Продолжая недоумевать, Сережа вытащил из кармана лиловый томик Надсона в скороходовском издании.
– Все верно. – Щелкнув серебряным замочком маленькой шелковой сумочки, девушка вынула и показала Сереже сложенный вчетверо листок чистой бумаги. – Идемте! Не спешите слишком явно. Возьмите меня под руку. У той скамейки ненадолго сядем.
Приноравливаясь к мелкому шагу девушки, Сережа пошел неторопливой, прогуливающейся походкой, почти открыто рассматривая обращенное к нему в три четверти лицо. Незнакомка оказалась старше, чем по первому впечатлению: ее чрезмерно узкое, с японскими глазами и острыми скулами бескровное лицо было тронуто у рта и век сеткой еле обозначенных усталых морщинок. Это придавало лицу отпечаток какой-то трагической, беззащитной хрупкости. Хрупкой и узкой казалась и лежавшая в Сережиной руке маленькая рука, украшенная тоже очень «не дневным» браслетом: сплошь уложенные пиропы образовывали обвившуюся вокруг руки змейку. Это был модерн в самом изысканном своем воплощении.
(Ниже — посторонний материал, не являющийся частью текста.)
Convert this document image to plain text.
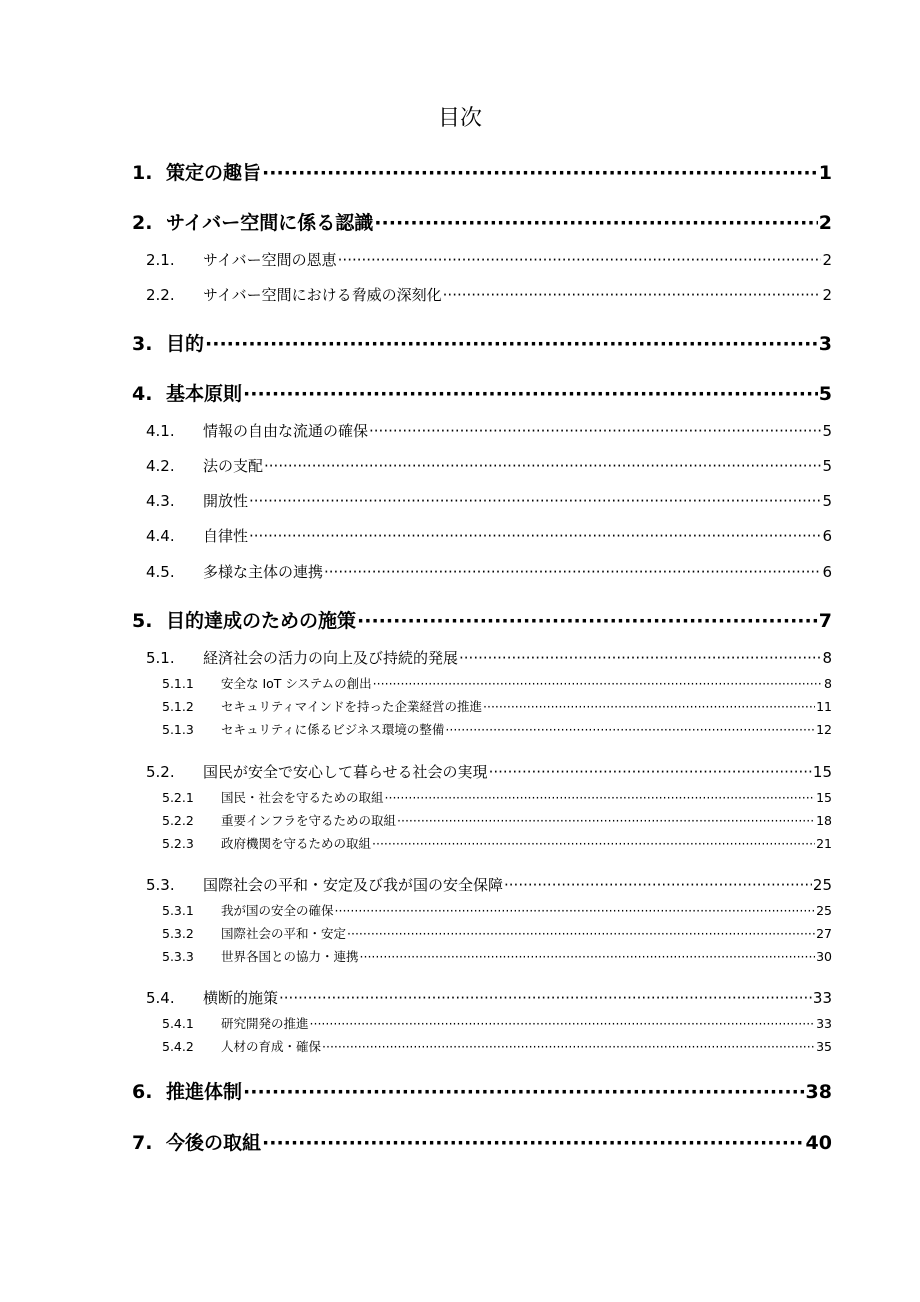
目次
1. 策定の趣旨 ·····	1
2. サイバー空間に係る認識 ·····	2
2.1.	サイバー空間の恩恵 ·····	2
2.2.	サイバー空間における脅威の深刻化 ·····	2
3. 目的 ·····	3
4. 基本原則 ·····	5
4.1.	情報の自由な流通の確保 ·····	5
4.2.	法の支配 ·····	5
4.3.	開放性 ·····	5
4.4.	自律性 ·····	6
4.5.	多様な主体の連携 ·····	6
5. 目的達成のための施策 ·····	7
5.1.	経済社会の活力の向上及び持続的発展 ·····	8
5.1.1	安全な IoT システムの創出 ·····	8
5.1.2	セキュリティマインドを持った企業経営の推進 ·····	11
5.1.3	セキュリティに係るビジネス環境の整備 ·····	12
5.2.	国民が安全で安心して暮らせる社会の実現 ·····	15
5.2.1	国民・社会を守るための取組 ·····	15
5.2.2	重要インフラを守るための取組 ·····	18
5.2.3	政府機関を守るための取組 ·····	21
5.3.	国際社会の平和・安定及び我が国の安全保障 ·····	25
5.3.1	我が国の安全の確保 ·····	25
5.3.2	国際社会の平和・安定 ·····	27
5.3.3	世界各国との協力・連携 ·····	30
5.4.	横断的施策 ·····	33
5.4.1	研究開発の推進 ·····	33
5.4.2	人材の育成・確保 ·····	35
6. 推進体制 ·····	38
7. 今後の取組 ·····	40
– Гранаты вовлекают в гибельные страсти всех, кроме Дев и Стрельцов, – перехватив Сережин взгляд, неожиданно произнесла девушка. – Чем сильней вовлекают, тем ярче горят. Но мне это безразлично. Это – подарок Артюра. Он сам это сказал, но все же подарил. Может быть – именно поэтому. Артюр – мой жених, который погиб в особняке Морозова в Трехсвятительском. Он был с Поповым.